Fin 2016, Les agri-urbains du Hainaut décrochaient un appel à projet de la Direction régionale de l’alimentation, de l’agriculture et de la forêt (DRAAF). Ils le présentaient dans la foulée à des riverains à peu près certains que cela ne dépasserait pas l’effet d’annonce : faire pousser des légumes et des fruits là où n’importe quel maraîcher sensé ne miserait pas une graine. L’association a contourné l’obstacle – ce mélange de glaise et gravats, vestige du passé, sous leurs pieds – en surélevant les cultures. Quelques mois plus tard, lorsque les réunions se sont multipliées, lorsque les adultes et enfants ont planté le verger, lorsque les toiles de la serre se sont élevées, une quinzaine de riverains, convaincus, s’engageaient. Des ateliers de plantation avec les habitants, le centre social et les écoles, toucheront ceux qui en doutent encore. Et les derniers récalcitrants découvriront le vrai goût des fruits et légumes, bientôt, dans leur assiette (1).
« L’idée, c’est que les habitants s’en saisissent et que, dans six ou sept ans, ils le reprennent. On allume la mèche et quand le feu a bien pris, on transmet pour aller ailleurs. »
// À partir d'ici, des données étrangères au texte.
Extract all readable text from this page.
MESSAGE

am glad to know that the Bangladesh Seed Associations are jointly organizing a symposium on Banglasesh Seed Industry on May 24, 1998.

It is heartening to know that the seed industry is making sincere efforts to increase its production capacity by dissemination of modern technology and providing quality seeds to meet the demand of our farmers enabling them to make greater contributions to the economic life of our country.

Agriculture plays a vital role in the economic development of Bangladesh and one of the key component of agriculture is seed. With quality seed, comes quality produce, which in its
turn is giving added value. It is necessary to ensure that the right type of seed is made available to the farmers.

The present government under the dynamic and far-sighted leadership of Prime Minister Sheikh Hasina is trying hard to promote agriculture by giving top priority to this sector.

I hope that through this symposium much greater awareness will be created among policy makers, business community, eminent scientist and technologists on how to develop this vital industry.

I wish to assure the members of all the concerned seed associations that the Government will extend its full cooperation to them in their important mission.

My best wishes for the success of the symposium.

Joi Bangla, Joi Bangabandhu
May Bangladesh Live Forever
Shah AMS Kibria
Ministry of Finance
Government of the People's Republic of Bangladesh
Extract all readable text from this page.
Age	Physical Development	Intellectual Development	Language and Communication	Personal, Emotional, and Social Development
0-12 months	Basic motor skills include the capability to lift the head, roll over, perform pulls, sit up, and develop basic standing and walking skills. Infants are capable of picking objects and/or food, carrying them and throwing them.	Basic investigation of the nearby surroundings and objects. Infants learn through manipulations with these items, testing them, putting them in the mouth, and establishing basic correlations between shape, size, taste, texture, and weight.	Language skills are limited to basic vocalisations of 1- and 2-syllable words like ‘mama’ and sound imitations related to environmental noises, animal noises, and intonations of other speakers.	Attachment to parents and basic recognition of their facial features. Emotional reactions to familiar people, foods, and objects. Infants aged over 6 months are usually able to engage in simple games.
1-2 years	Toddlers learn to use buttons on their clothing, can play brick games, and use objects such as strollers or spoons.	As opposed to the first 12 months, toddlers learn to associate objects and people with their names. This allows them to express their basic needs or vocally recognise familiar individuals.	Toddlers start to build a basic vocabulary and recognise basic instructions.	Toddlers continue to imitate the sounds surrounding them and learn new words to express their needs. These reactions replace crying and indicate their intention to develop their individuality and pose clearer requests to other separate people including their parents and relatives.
Pour l’instant chantier d’insertion – avec quatre emplois occupés par des habitants du quartier – demain ferme urbaine à part entière. Telle est la vocation première du projet participatif : « L’idée, c’est que les habitants s’en saisissent et que, dans six ou sept ans, ils le reprennent », résume Guillaume Colson. Pour que le directeur de la structure puisse essaimer le projet : « On allume la mèche et quand le feu a bien pris, on transmet pour aller ailleurs. » (1) Les récoltes seront vendues à un tarif « solidaire », promet l’association. La méthode de vente sera décidée avec les habitants.